The steering wheel case, of course, would fail with "AI-level smarts" - but that still doesn't mean we should embrace talking to computers. A good analogy is dance - it's an interaction between two independently smart agents exploring an activity together, and as they do it enough, it becomes fluid.

So dance, IMO, is the steering wheel analogy for AI-powered interfaces, and that is the space we need to explore more.

replies(3): >>42936587 #>>42936620 #>>42936997 #
taeric ◴[] No.42936620{3}[source]
I think this gets to how a lot of these conversations go past each other? A chat interface for getting a ride from a car is almost certainly doable? So long as the itinerary and other details remain separate things? At large, you are basically using a chat bot to be a travel agent, no?

But, as you say, a chat interface would be a terrible way to actively drive a car. And that is a different thing, but I'm growing convinced many will focus on the first idea while staving off the complaints of the latter.

In another thread, I assert that chat is probably a fine way to order up something that fits a repertoire that trained a bot. But, I don't think sticking to the chat window is the best way to interface with what it delivers. You almost certainly want to be much more actively "hands on" in very domain specific ways with the artifacts produced.

replies(1): >>42940389 #
1. TeMPOraL ◴[] No.42940389{4}[source]
> But, I don't think sticking to the chat window is the best way to interface with what it delivers. You almost certainly want to be much more actively "hands on" in very domain specific ways with the artifacts produced.

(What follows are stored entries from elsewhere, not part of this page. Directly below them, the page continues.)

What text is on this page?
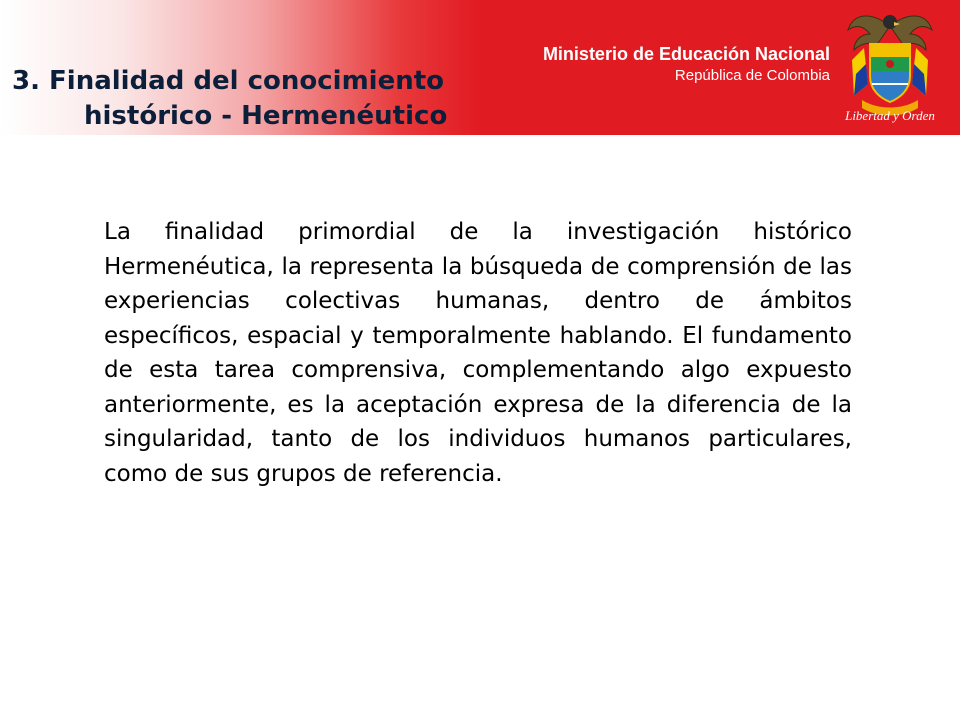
3. Finalidad del conocimiento
histórico - Hermenéutico
Ministerio de Educación Nacional
República de Colombia
Libertad y Orden

La finalidad primordial de la investigación histórico Hermenéutica, la representa la búsqueda de comprensión de las experiencias colectivas humanas, dentro de ámbitos específicos, espacial y temporalmente hablando. El fundamento de esta tarea comprensiva, complementando algo expuesto anteriormente, es la aceptación expresa de la diferencia de la singularidad, tanto de los individuos humanos particulares, como de sus grupos de referencia.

Yes, this is what I've also tried to hint at in my comment, but failed part-way. In most of the cases I can imagine chat interface to be fine (or even ideal), it's really only good as a starting point. Take two examples based on your reply:

1) Getting a car ride. "Computer, order me a cab home" is a good start. It's even OK if I then get asked to narrow it down between several different services/fares (next time I'll remember to specify that up front). But if I want to inspect the route (or perhaps adjust it, in a hypothetical service that supports it), I'd already prefer an interactive map I can scroll and zoom, with PoIs I can tap on to get their details, than to continue a verbal chat.

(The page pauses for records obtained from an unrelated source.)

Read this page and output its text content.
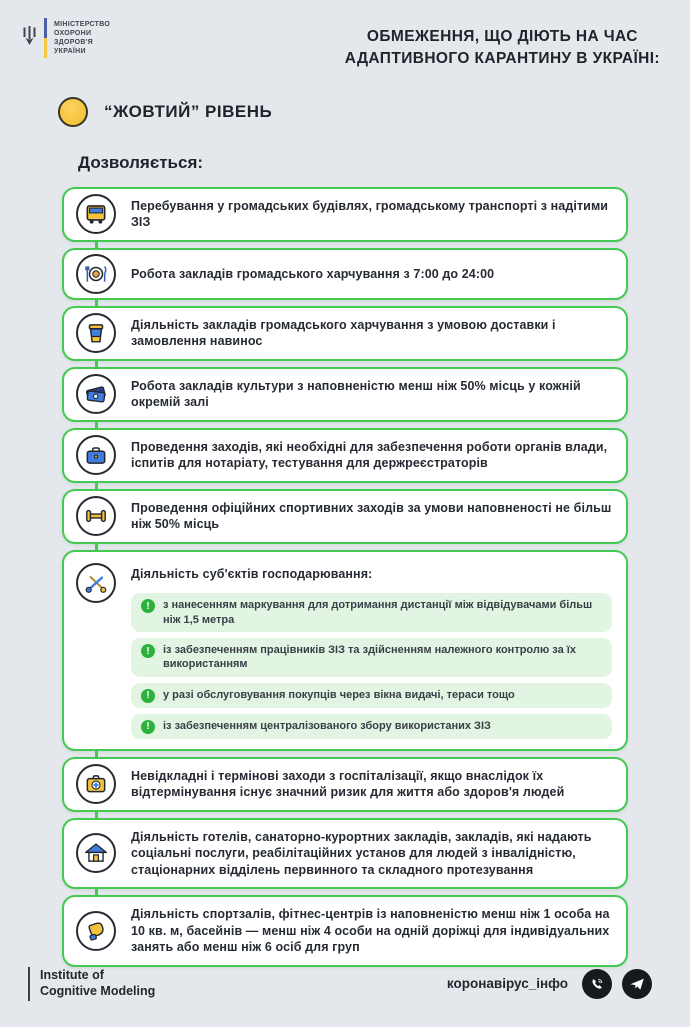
МІНІСТЕРСТВО
ОХОРОНИ
ЗДОРОВ'Я
УКРАЇНИ
ОБМЕЖЕННЯ, ЩО ДІЮТЬ НА ЧАС
АДАПТИВНОГО КАРАНТИНУ В УКРАЇНІ:
“ЖОВТИЙ” РІВЕНЬ
Дозволяється:
Перебування у громадських будівлях, громадському транспорті з надітими ЗІЗ
Робота закладів громадського харчування з 7:00 до 24:00
Діяльність закладів громадського харчування з умовою доставки і замовлення навинос
Робота закладів культури з наповненістю менш ніж 50% місць у кожній окремій залі
Проведення заходів, які необхідні для забезпечення роботи органів влади, іспитів для нотаріату, тестування для держреєстраторів
Проведення офіційних спортивних заходів за умови наповненості не більш ніж 50% місць
Діяльність суб'єктів господарювання:
!	з нанесенням маркування для дотримання дистанції між відвідувачами більш ніж 1,5 метра
!	із забезпеченням працівників ЗІЗ та здійсненням належного контролю за їх використанням
!	у разі обслуговування покупців через вікна видачі, тераси тощо
!	із забезпеченням централізованого збору використаних ЗІЗ
Невідкладні і термінові заходи з госпіталізації, якщо внаслідок їх відтермінування існує значний ризик для життя або здоров'я людей
Діяльність готелів, санаторно-курортних закладів, закладів, які надають соціальні послуги, реабілітаційних установ для людей з інвалідністю, стаціонарних відділень первинного та складного протезування
Діяльність спортзалів, фітнес-центрів із наповненістю менш ніж 1 особа на 10 кв. м, басейнів — менш ніж 4 особи на одній доріжці для індивідуальних занять або менш ніж 6 осіб для груп
Institute of
Cognitive Modeling	коронавірус_інфо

2) Ordering food in a fast food restaurant. I'm fine starting it with a conversation if I know what I want. However, getting back the order summary in prose (or worse, read out loud) would already be taxing, and if I wanted to make final adjustments, I'd beg for buttons and numeric input boxes. And, in case I don't know what I want, or what is available (and at what prices), a chat interface is a non-starter. Interactive menu is a must.

You sum this up perfectly:

> You almost certainly want to be much more actively "hands on" in very domain specific ways with the artifacts produced.

Chat may be great to get that first artifact, but afterwards, there's almost always a more hands-on interface that would be much better.

replies(1): >>42940757 #
2. taeric ◴[] No.42940757[source]
Oh, apologies, I meant my post to be a highlight of how I agree with you! Your post is great!